I am working on this problem and was wondering if I could get some feedback on my attempt at the proof. My gut tells me that I need a stronger argument as why my covering is actually a cover. I also wouldn't mind hearing suggestions for alternative approaches. It seems that assuming that $f$ is not constant would lead to an easy contradiction of the connectedness of $X$, but I wasn't able to come up with a nice write-up that way. I also imagine that there are cleaner ways of doing a direct proof. Thanks!
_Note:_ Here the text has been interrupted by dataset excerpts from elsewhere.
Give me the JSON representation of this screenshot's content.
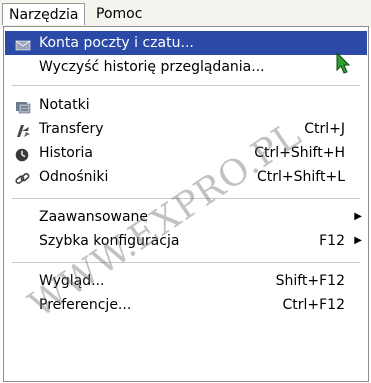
{
  "menubar": {
    "items": [
      {
        "label": "Narzędzia",
        "active": true
      },
      {
        "label": "Pomoc",
        "active": false
      }
    ]
  },
  "menu": {
    "items": [
      {
        "label": "Konta poczty i czatu...",
        "icon": "mail-icon",
        "highlighted": true
      },
      {
        "label": "Wyczyść historię przeglądania..."
      },
      {
        "label": "Notatki",
        "icon": "notes-icon"
      },
      {
        "label": "Transfery",
        "icon": "transfer-icon",
        "shortcut": "Ctrl+J"
      },
      {
        "label": "Historia",
        "icon": "clock-icon",
        "shortcut": "Ctrl+Shift+H"
      },
      {
        "label": "Odnośniki",
        "icon": "link-icon",
        "shortcut": "Ctrl+Shift+L"
      },
      {
        "label": "Zaawansowane",
        "submenu": true
      },
      {
        "label": "Szybka konfiguracja",
        "shortcut": "F12",
        "submenu": true
      },
      {
        "label": "Wygląd...",
        "shortcut": "Shift+F12"
      },
      {
        "label": "Preferencje...",
        "shortcut": "Ctrl+F12"
      }
    ]
  },
  "watermark": "WWW.EXPRO.PL",
  "colors": {
    "highlight": "#2b4aa7",
    "menubar": "#f4f3ee",
    "cursor": "#2e9f2e"
  }
}
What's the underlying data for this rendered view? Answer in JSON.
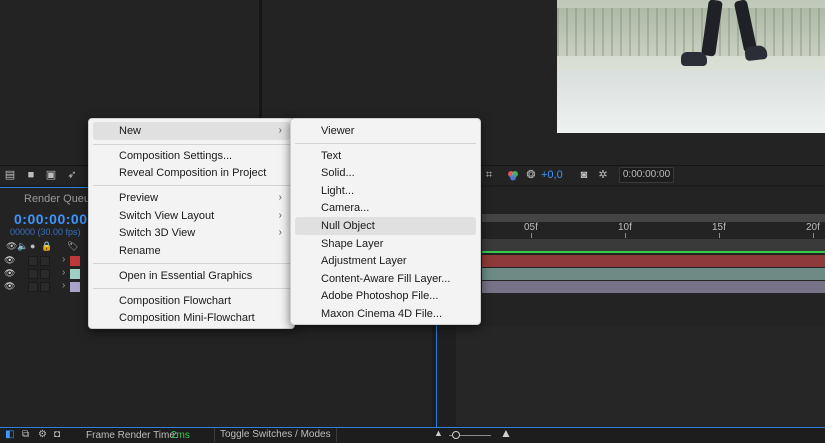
{
  "toolbar": {
    "plus_value": "+0,0",
    "timecode": "0:00:00:00",
    "colors": {
      "accent": "#3e96ff",
      "green": "#37c94a"
    }
  },
  "timeline": {
    "render_queue_tab": "Render Queue",
    "current_time": "0:00:00:00",
    "frames_fps": "00000 (30.00 fps)",
    "ruler_labels": [
      "05f",
      "10f",
      "15f",
      "20f"
    ],
    "layers": [
      {
        "label_color": "#c0393a",
        "track_color": "#8e3a3a"
      },
      {
        "label_color": "#9fd0c6",
        "track_color": "#6d8a84"
      },
      {
        "label_color": "#a9a4cc",
        "track_color": "#777288"
      }
    ]
  },
  "status_bar": {
    "frame_render_label": "Frame Render Time:",
    "frame_render_value": "2ms",
    "toggle_label": "Toggle Switches / Modes"
  },
  "context_menu": {
    "items": [
      {
        "label": "New",
        "has_submenu": true,
        "highlighted": true
      },
      {
        "label": "Composition Settings..."
      },
      {
        "label": "Reveal Composition in Project"
      },
      {
        "label": "Preview",
        "has_submenu": true
      },
      {
        "label": "Switch View Layout",
        "has_submenu": true
      },
      {
        "label": "Switch 3D View",
        "has_submenu": true
      },
      {
        "label": "Rename"
      },
      {
        "label": "Open in Essential Graphics"
      },
      {
        "label": "Composition Flowchart"
      },
      {
        "label": "Composition Mini-Flowchart"
      }
    ]
  },
  "submenu_new": {
    "items": [
      {
        "label": "Viewer"
      },
      {
        "label": "Text"
      },
      {
        "label": "Solid..."
      },
      {
        "label": "Light..."
      },
      {
        "label": "Camera..."
      },
      {
        "label": "Null Object",
        "highlighted": true
      },
      {
        "label": "Shape Layer"
      },
      {
        "label": "Adjustment Layer"
      },
      {
        "label": "Content-Aware Fill Layer..."
      },
      {
        "label": "Adobe Photoshop File..."
      },
      {
        "label": "Maxon Cinema 4D File..."
      }
    ]
  }
}
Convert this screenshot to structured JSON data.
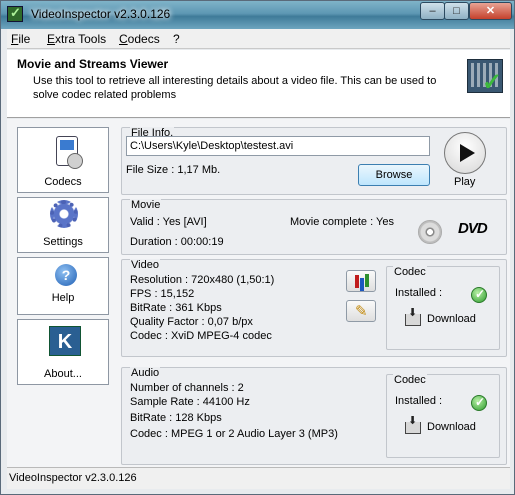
{
  "window": {
    "title": "VideoInspector v2.3.0.126",
    "min_label": "–",
    "max_label": "□",
    "close_label": "✕"
  },
  "menu": [
    {
      "label": "File",
      "accel": "F",
      "rest": "ile"
    },
    {
      "label": "Extra Tools",
      "accel": "E",
      "rest": "xtra Tools"
    },
    {
      "label": "Codecs",
      "accel": "C",
      "rest": "odecs"
    },
    {
      "label": "?",
      "accel": "",
      "rest": "?"
    }
  ],
  "header": {
    "title": "Movie and Streams Viewer",
    "description": "Use this tool to retrieve all interesting details about a video file. This can be used to solve codec related problems"
  },
  "sidebar": {
    "items": [
      {
        "label": "Codecs",
        "icon": "codecs-icon"
      },
      {
        "label": "Settings",
        "icon": "gear-icon"
      },
      {
        "label": "Help",
        "icon": "help-icon"
      },
      {
        "label": "About...",
        "icon": "about-icon"
      }
    ]
  },
  "file_info": {
    "title": "File Info.",
    "path": "C:\\Users\\Kyle\\Desktop\\testest.avi",
    "file_size": "File Size : 1,17 Mb.",
    "browse_label": "Browse",
    "play_label": "Play"
  },
  "movie": {
    "title": "Movie",
    "valid": "Valid : Yes [AVI]",
    "complete": "Movie complete : Yes",
    "duration": "Duration : 00:00:19",
    "dvd_label": "DVD"
  },
  "video": {
    "title": "Video",
    "resolution": "Resolution : 720x480 (1,50:1)",
    "fps": "FPS : 15,152",
    "bitrate": "BitRate : 361 Kbps",
    "quality": "Quality Factor : 0,07 b/px",
    "codec": "Codec : XviD MPEG-4 codec",
    "codec_box": {
      "title": "Codec",
      "installed": "Installed :",
      "download": "Download"
    }
  },
  "audio": {
    "title": "Audio",
    "channels": "Number of channels : 2",
    "sample_rate": "Sample Rate : 44100 Hz",
    "bitrate": "BitRate : 128 Kbps",
    "codec": "Codec : MPEG 1 or 2 Audio Layer 3 (MP3)",
    "codec_box": {
      "title": "Codec",
      "installed": "Installed :",
      "download": "Download"
    }
  },
  "status": {
    "text": "VideoInspector v2.3.0.126"
  },
  "colors": {
    "titlebar": "#5d97b3",
    "accent": "#3c7fb1",
    "check": "#2e9c2e"
  }
}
[Wade, 10.5.6] $X$, $Y$ are metric spaces, $f: X \to Y$. If $X$ is compact, connected, and if to every $x \in X$ there corresponds an open ball $B_x$ such that $x \in B_x$, and $f(y) = f(x)$ for all $y \in B_x$, prove that $f$ is constant on $X$.
Proof.
Start with any $x_0 \in X$, and it's corresponding open $B_{x_0}$ and suppose $f(x_0) = f(B_{x_0}) = a$ for some $a \in Y$. Next choose $x_1 \in \partial B_{x_0}$, and note that $B_{x_1} \cap B_{x_0} \neq \emptyset$ implying that $f(B_{x_0}) = f(B_{x_1}) = a$. $X$ connected implies that we can continue in this manner (choosing $x_j \in \partial B_{x_{j-1}}$ with $B_{x_j} \cap B_{x_{j-1}} \neq \emptyset$) until $\bigcup_{j \in \textbf{Z}} B_{x_j}$ covers $X$. Further, $X$ compact implies that $\exists$ a set $\{0,1, ..., N\}$ s.t. $\bigcup_{j = 0}^N B_{x_j}$ covers $X$ and $f(B_{x_0}) = f(B_{x_1}) = ... = f(B_{x_N}) = a$ implies $f(X) = a$, thus $f$ is constant on $X$.